The number of residents sick from an infection tied to raw-milk consumption has jumped in a week from four to 18 cases on the Kenai Peninsula, according to a state department of health press release.

 

Two of the illnesses have required hospitalization and the department expects the number of confirmed infection cases to rise, according to the Alaska Department of Health and Social Services Section of Epidemiology document.

The infection, campylobacter, can cause diarrhea, stomach pain, nausea, vomiting and fever after two to five days of consuming raw milk and can last for longer than a week.

The illness, caused from fecal contamination of the cow’s raw milk, can threaten the lives of young children and those with compromised immune systems, according to the document.

All cases have been tied to a Peninsula-based dairy farm that operates a cow-share program. The farm distributes to the Peninsula, Anchorage and Sitka.

In a 2011 outbreak, 18 people reported illness of campylobacter that was eventually traced to a Mat-Su valley farm.

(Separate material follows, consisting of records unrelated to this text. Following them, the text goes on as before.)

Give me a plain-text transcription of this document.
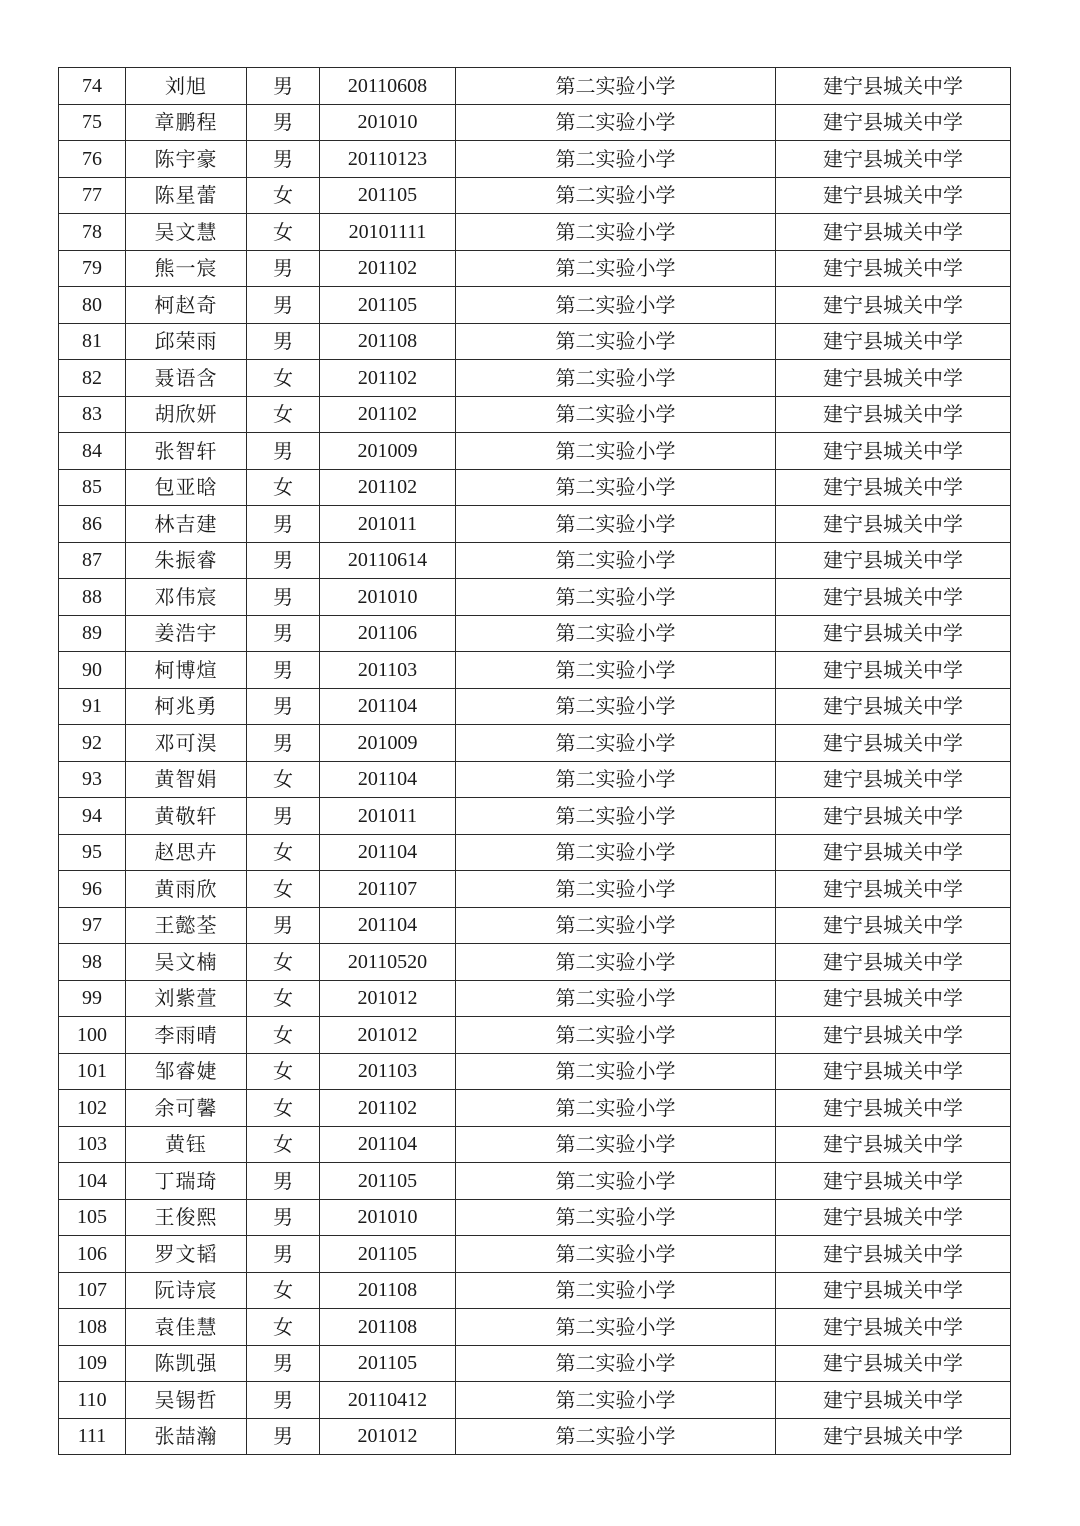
74	刘旭	男	20110608	第二实验小学	建宁县城关中学
75	章鹏程	男	201010	第二实验小学	建宁县城关中学
76	陈宇豪	男	20110123	第二实验小学	建宁县城关中学
77	陈星蕾	女	201105	第二实验小学	建宁县城关中学
78	吴文慧	女	20101111	第二实验小学	建宁县城关中学
79	熊一宸	男	201102	第二实验小学	建宁县城关中学
80	柯赵奇	男	201105	第二实验小学	建宁县城关中学
81	邱荣雨	男	201108	第二实验小学	建宁县城关中学
82	聂语含	女	201102	第二实验小学	建宁县城关中学
83	胡欣妍	女	201102	第二实验小学	建宁县城关中学
84	张智轩	男	201009	第二实验小学	建宁县城关中学
85	包亚晗	女	201102	第二实验小学	建宁县城关中学
86	林吉建	男	201011	第二实验小学	建宁县城关中学
87	朱振睿	男	20110614	第二实验小学	建宁县城关中学
88	邓伟宸	男	201010	第二实验小学	建宁县城关中学
89	姜浩宇	男	201106	第二实验小学	建宁县城关中学
90	柯博煊	男	201103	第二实验小学	建宁县城关中学
91	柯兆勇	男	201104	第二实验小学	建宁县城关中学
92	邓可淏	男	201009	第二实验小学	建宁县城关中学
93	黄智娟	女	201104	第二实验小学	建宁县城关中学
94	黄敬轩	男	201011	第二实验小学	建宁县城关中学
95	赵思卉	女	201104	第二实验小学	建宁县城关中学
96	黄雨欣	女	201107	第二实验小学	建宁县城关中学
97	王懿荃	男	201104	第二实验小学	建宁县城关中学
98	吴文楠	女	20110520	第二实验小学	建宁县城关中学
99	刘紫萱	女	201012	第二实验小学	建宁县城关中学
100	李雨晴	女	201012	第二实验小学	建宁县城关中学
101	邹睿婕	女	201103	第二实验小学	建宁县城关中学
102	余可馨	女	201102	第二实验小学	建宁县城关中学
103	黄钰	女	201104	第二实验小学	建宁县城关中学
104	丁瑞琦	男	201105	第二实验小学	建宁县城关中学
105	王俊熙	男	201010	第二实验小学	建宁县城关中学
106	罗文韬	男	201105	第二实验小学	建宁县城关中学
107	阮诗宸	女	201108	第二实验小学	建宁县城关中学
108	袁佳慧	女	201108	第二实验小学	建宁县城关中学
109	陈凯强	男	201105	第二实验小学	建宁县城关中学
110	吴锡哲	男	20110412	第二实验小学	建宁县城关中学
111	张喆瀚	男	201012	第二实验小学	建宁县城关中学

Other sources of campylobacter include consumption of under-cooked meat, consumption of food or water cross-contaminated by raw meat or from contact with the feces of infected animals. Humans can also spread the sickness to each other.

The department asks that anyone experiencing stomach pains, diarrhea or a fever since January to call the department’s Section of Epidemiology at 907-269-8000 and request a member of the epidemiology team.